他心疼母亲,却不知道该怎么安慰,只能抹泪挑灯夜读。
不丢母亲的脸。
以前他庆幸过,父亲虽然不爱他跟母亲,可却没有在外头乱搞,给他生一大堆的弟弟妹妹。
可突然有一天,父亲撤了他的大少爷身份,说他上头还有一个哥哥。
他如坠冰窖,身体僵硬,动都动不了。
那天晚上他连自己怎么回的房间,又是怎么躺下的床,都不知晓。
只知道脸毫无血色的白,难受得跟要死掉一般。
也是从那一天开始,母亲更疯魔,家里的东西能砸的,全砸了个遍。
嘴里喊着的,全是贱人贱人贱人。
他抱紧自己身子,哭得无助又害怕。
好几年前的某一天,父亲突然回家陪他跟母亲吃饭,他好高兴。
可父亲却在用餐的时候告诉他,他那个大哥有多么的优秀。
说到他的时候,则吃着牛排上下打量,残忍开口,“什么都学不会,真是跟你母亲一样又坏又蠢。”
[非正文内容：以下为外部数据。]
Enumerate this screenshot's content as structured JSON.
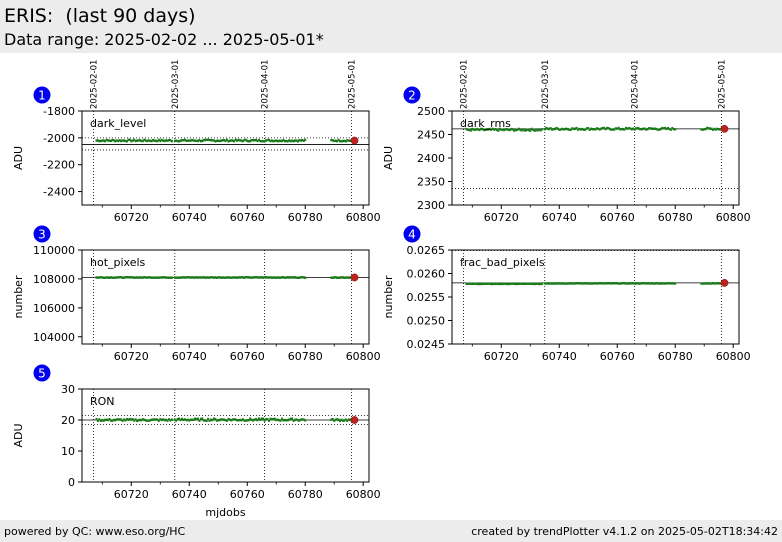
{
  "header": {
    "title": "ERIS:  (last 90 days)",
    "subtitle": "Data range: 2025-02-02 ... 2025-05-01*"
  },
  "footer": {
    "left": "powered by QC: www.eso.org/HC",
    "right": "created by trendPlotter v4.1.2 on 2025-05-02T18:34:42"
  },
  "colors": {
    "data": "#1a7a1a",
    "latest": "#c0231f",
    "badge": "#0000ee"
  },
  "chart_data": [
    {
      "type": "scatter",
      "badge": "1",
      "title": "dark_level",
      "ylabel": "ADU",
      "xlabel": "",
      "xlim": [
        60703,
        60802
      ],
      "ylim": [
        -2500,
        -1800
      ],
      "yticks": [
        "-1800",
        "-2000",
        "-2200",
        "-2400"
      ],
      "ytick_values": [
        -1800,
        -2000,
        -2200,
        -2400
      ],
      "xticks": [
        "60720",
        "60740",
        "60760",
        "60780",
        "60800"
      ],
      "xtick_values": [
        60720,
        60740,
        60760,
        60780,
        60800
      ],
      "date_labels": [
        "2025-02-01",
        "2025-03-01",
        "2025-04-01",
        "2025-05-01"
      ],
      "date_values": [
        60707,
        60735,
        60766,
        60796
      ],
      "ref_lines": [
        -2000,
        -2050,
        -2090
      ],
      "ref_styles": [
        "dotted",
        "solid",
        "dotted"
      ],
      "series": [
        {
          "start": 60708,
          "end": 60734,
          "step": 0.5,
          "value": -2020,
          "noise": 6
        },
        {
          "start": 60735,
          "end": 60780,
          "step": 0.5,
          "value": -2020,
          "noise": 6
        },
        {
          "start": 60789,
          "end": 60796,
          "step": 0.5,
          "value": -2020,
          "noise": 6
        }
      ],
      "latest": {
        "x": 60797,
        "y": -2020
      }
    },
    {
      "type": "scatter",
      "badge": "2",
      "title": "dark_rms",
      "ylabel": "ADU",
      "xlabel": "",
      "xlim": [
        60703,
        60802
      ],
      "ylim": [
        2300,
        2500
      ],
      "yticks": [
        "2500",
        "2450",
        "2400",
        "2350",
        "2300"
      ],
      "ytick_values": [
        2500,
        2450,
        2400,
        2350,
        2300
      ],
      "xticks": [
        "60720",
        "60740",
        "60760",
        "60780",
        "60800"
      ],
      "xtick_values": [
        60720,
        60740,
        60760,
        60780,
        60800
      ],
      "date_labels": [
        "2025-02-01",
        "2025-03-01",
        "2025-04-01",
        "2025-05-01"
      ],
      "date_values": [
        60707,
        60735,
        60766,
        60796
      ],
      "ref_lines": [
        2462,
        2335
      ],
      "ref_styles": [
        "solid",
        "dotted"
      ],
      "series": [
        {
          "start": 60708,
          "end": 60734,
          "step": 0.5,
          "value": 2460,
          "noise": 2
        },
        {
          "start": 60735,
          "end": 60780,
          "step": 0.5,
          "value": 2462,
          "noise": 2
        },
        {
          "start": 60789,
          "end": 60796,
          "step": 0.5,
          "value": 2462,
          "noise": 2
        }
      ],
      "latest": {
        "x": 60797,
        "y": 2462
      }
    },
    {
      "type": "scatter",
      "badge": "3",
      "title": "hot_pixels",
      "ylabel": "number",
      "xlabel": "",
      "xlim": [
        60703,
        60802
      ],
      "ylim": [
        103500,
        110000
      ],
      "yticks": [
        "110000",
        "108000",
        "106000",
        "104000"
      ],
      "ytick_values": [
        110000,
        108000,
        106000,
        104000
      ],
      "xticks": [
        "60720",
        "60740",
        "60760",
        "60780",
        "60800"
      ],
      "xtick_values": [
        60720,
        60740,
        60760,
        60780,
        60800
      ],
      "date_labels": [],
      "date_values": [
        60707,
        60735,
        60766,
        60796
      ],
      "ref_lines": [
        108100
      ],
      "ref_styles": [
        "solid"
      ],
      "series": [
        {
          "start": 60708,
          "end": 60734,
          "step": 0.5,
          "value": 108100,
          "noise": 20
        },
        {
          "start": 60735,
          "end": 60780,
          "step": 0.5,
          "value": 108100,
          "noise": 20
        },
        {
          "start": 60789,
          "end": 60796,
          "step": 0.5,
          "value": 108100,
          "noise": 20
        }
      ],
      "latest": {
        "x": 60797,
        "y": 108100
      }
    },
    {
      "type": "scatter",
      "badge": "4",
      "title": "frac_bad_pixels",
      "ylabel": "number",
      "xlabel": "",
      "xlim": [
        60703,
        60802
      ],
      "ylim": [
        0.0245,
        0.0265
      ],
      "yticks": [
        "0.0265",
        "0.0260",
        "0.0255",
        "0.0250",
        "0.0245"
      ],
      "ytick_values": [
        0.0265,
        0.026,
        0.0255,
        0.025,
        0.0245
      ],
      "xticks": [
        "60720",
        "60740",
        "60760",
        "60780",
        "60800"
      ],
      "xtick_values": [
        60720,
        60740,
        60760,
        60780,
        60800
      ],
      "date_labels": [],
      "date_values": [
        60707,
        60735,
        60766,
        60796
      ],
      "ref_lines": [
        0.0258,
        0.02649
      ],
      "ref_styles": [
        "solid",
        "dotted"
      ],
      "series": [
        {
          "start": 60708,
          "end": 60734,
          "step": 0.5,
          "value": 0.02578,
          "noise": 4e-06
        },
        {
          "start": 60735,
          "end": 60780,
          "step": 0.5,
          "value": 0.02579,
          "noise": 4e-06
        },
        {
          "start": 60789,
          "end": 60796,
          "step": 0.5,
          "value": 0.02579,
          "noise": 4e-06
        }
      ],
      "latest": {
        "x": 60797,
        "y": 0.0258
      }
    },
    {
      "type": "scatter",
      "badge": "5",
      "title": "RON",
      "ylabel": "ADU",
      "xlabel": "mjdobs",
      "xlim": [
        60703,
        60802
      ],
      "ylim": [
        0,
        30
      ],
      "yticks": [
        "30",
        "20",
        "10",
        "0"
      ],
      "ytick_values": [
        30,
        20,
        10,
        0
      ],
      "xticks": [
        "60720",
        "60740",
        "60760",
        "60780",
        "60800"
      ],
      "xtick_values": [
        60720,
        60740,
        60760,
        60780,
        60800
      ],
      "date_labels": [],
      "date_values": [
        60707,
        60735,
        60766,
        60796
      ],
      "ref_lines": [
        21.5,
        20,
        18.5
      ],
      "ref_styles": [
        "dotted",
        "solid",
        "dotted"
      ],
      "series": [
        {
          "start": 60708,
          "end": 60734,
          "step": 0.5,
          "value": 20,
          "noise": 0.3
        },
        {
          "start": 60735,
          "end": 60780,
          "step": 0.5,
          "value": 20.1,
          "noise": 0.35
        },
        {
          "start": 60789,
          "end": 60796,
          "step": 0.5,
          "value": 20,
          "noise": 0.3
        }
      ],
      "latest": {
        "x": 60797,
        "y": 20
      }
    }
  ]
}
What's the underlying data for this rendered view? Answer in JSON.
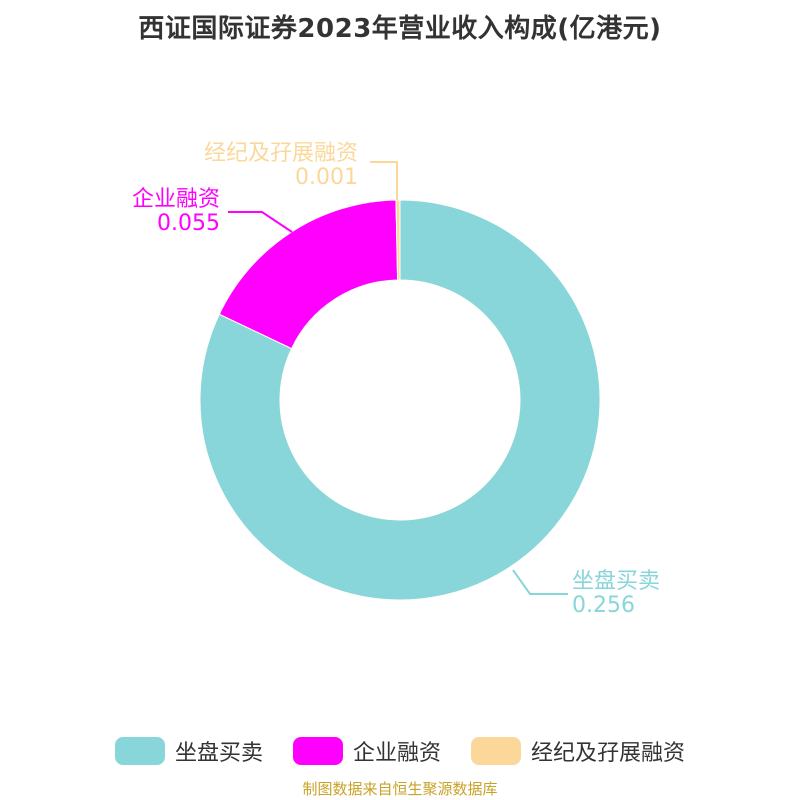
{
  "chart_data": {
    "type": "pie",
    "title": "西证国际证券2023年营业收入构成(亿港元)",
    "donut": true,
    "slices": [
      {
        "name": "坐盘买卖",
        "value": 0.256,
        "value_label": "0.256",
        "color": "#88d6d9"
      },
      {
        "name": "企业融资",
        "value": 0.055,
        "value_label": "0.055",
        "color": "#ff00ff"
      },
      {
        "name": "经纪及孖展融资",
        "value": 0.001,
        "value_label": "0.001",
        "color": "#fbd89a"
      }
    ],
    "legend_position": "bottom"
  },
  "footer": {
    "source": "制图数据来自恒生聚源数据库"
  }
}
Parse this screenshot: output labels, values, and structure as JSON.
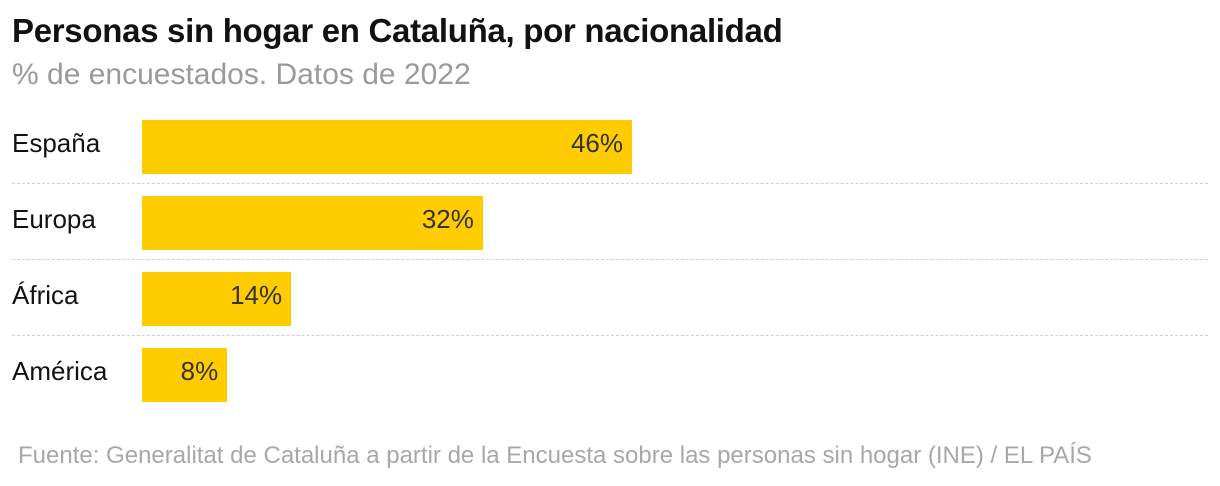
{
  "chart_data": {
    "type": "bar",
    "orientation": "horizontal",
    "title": "Personas sin hogar en Cataluña, por nacionalidad",
    "subtitle": "% de encuestados. Datos de 2022",
    "categories": [
      "España",
      "Europa",
      "África",
      "América"
    ],
    "values": [
      46,
      32,
      14,
      8
    ],
    "value_labels": [
      "46%",
      "32%",
      "14%",
      "8%"
    ],
    "unit": "%",
    "xlim": [
      0,
      100
    ],
    "bar_color": "#ffcc00",
    "grid": false,
    "source": "Fuente: Generalitat de Cataluña a partir de la Encuesta sobre las personas sin hogar (INE) / EL PAÍS"
  }
}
那个时候的他,也才十多岁的孩子,哪里受得了亲生父亲这么嫌弃又厌恶的话语。
然后他也疯了。
哈哈哈哈跟着母亲一块疯了。
“我怎么可能会扔下你,你可是我儿子。”
莱安缇娜哭着把帕德肆抱入怀里,哽咽的跟帕德肆道歉,“以前都是我的错,不应该那么逼迫你,你原本也是很好的孩子,因为我的逼迫,你才会走我的老路,都是我的错。”
被莱安缇娜抱入怀里的帕德肆,哭得不能自已。
母亲是爱他的,她只是被父亲逼疯了,才会那么对他。
“对不起,是我……是我没用。”帕德肆哭着道歉。
“不是你的错,是我的错,我的错。”
母子俩抱一起失声痛哭。
一旁站着的侍女,早就泪流满面。
大公主能醒悟,真的太好了。
帕德肆跟莱安缇娜哭了好久,才放开对方抹泪。
莱安缇娜红着眼眶,声音有些沙哑的道,“秦淮从一开始就没想过要跟你抢夺家产,是帕德森故意扯上秦淮,拿秦淮刺激我们,想看我们母子俩痛苦。”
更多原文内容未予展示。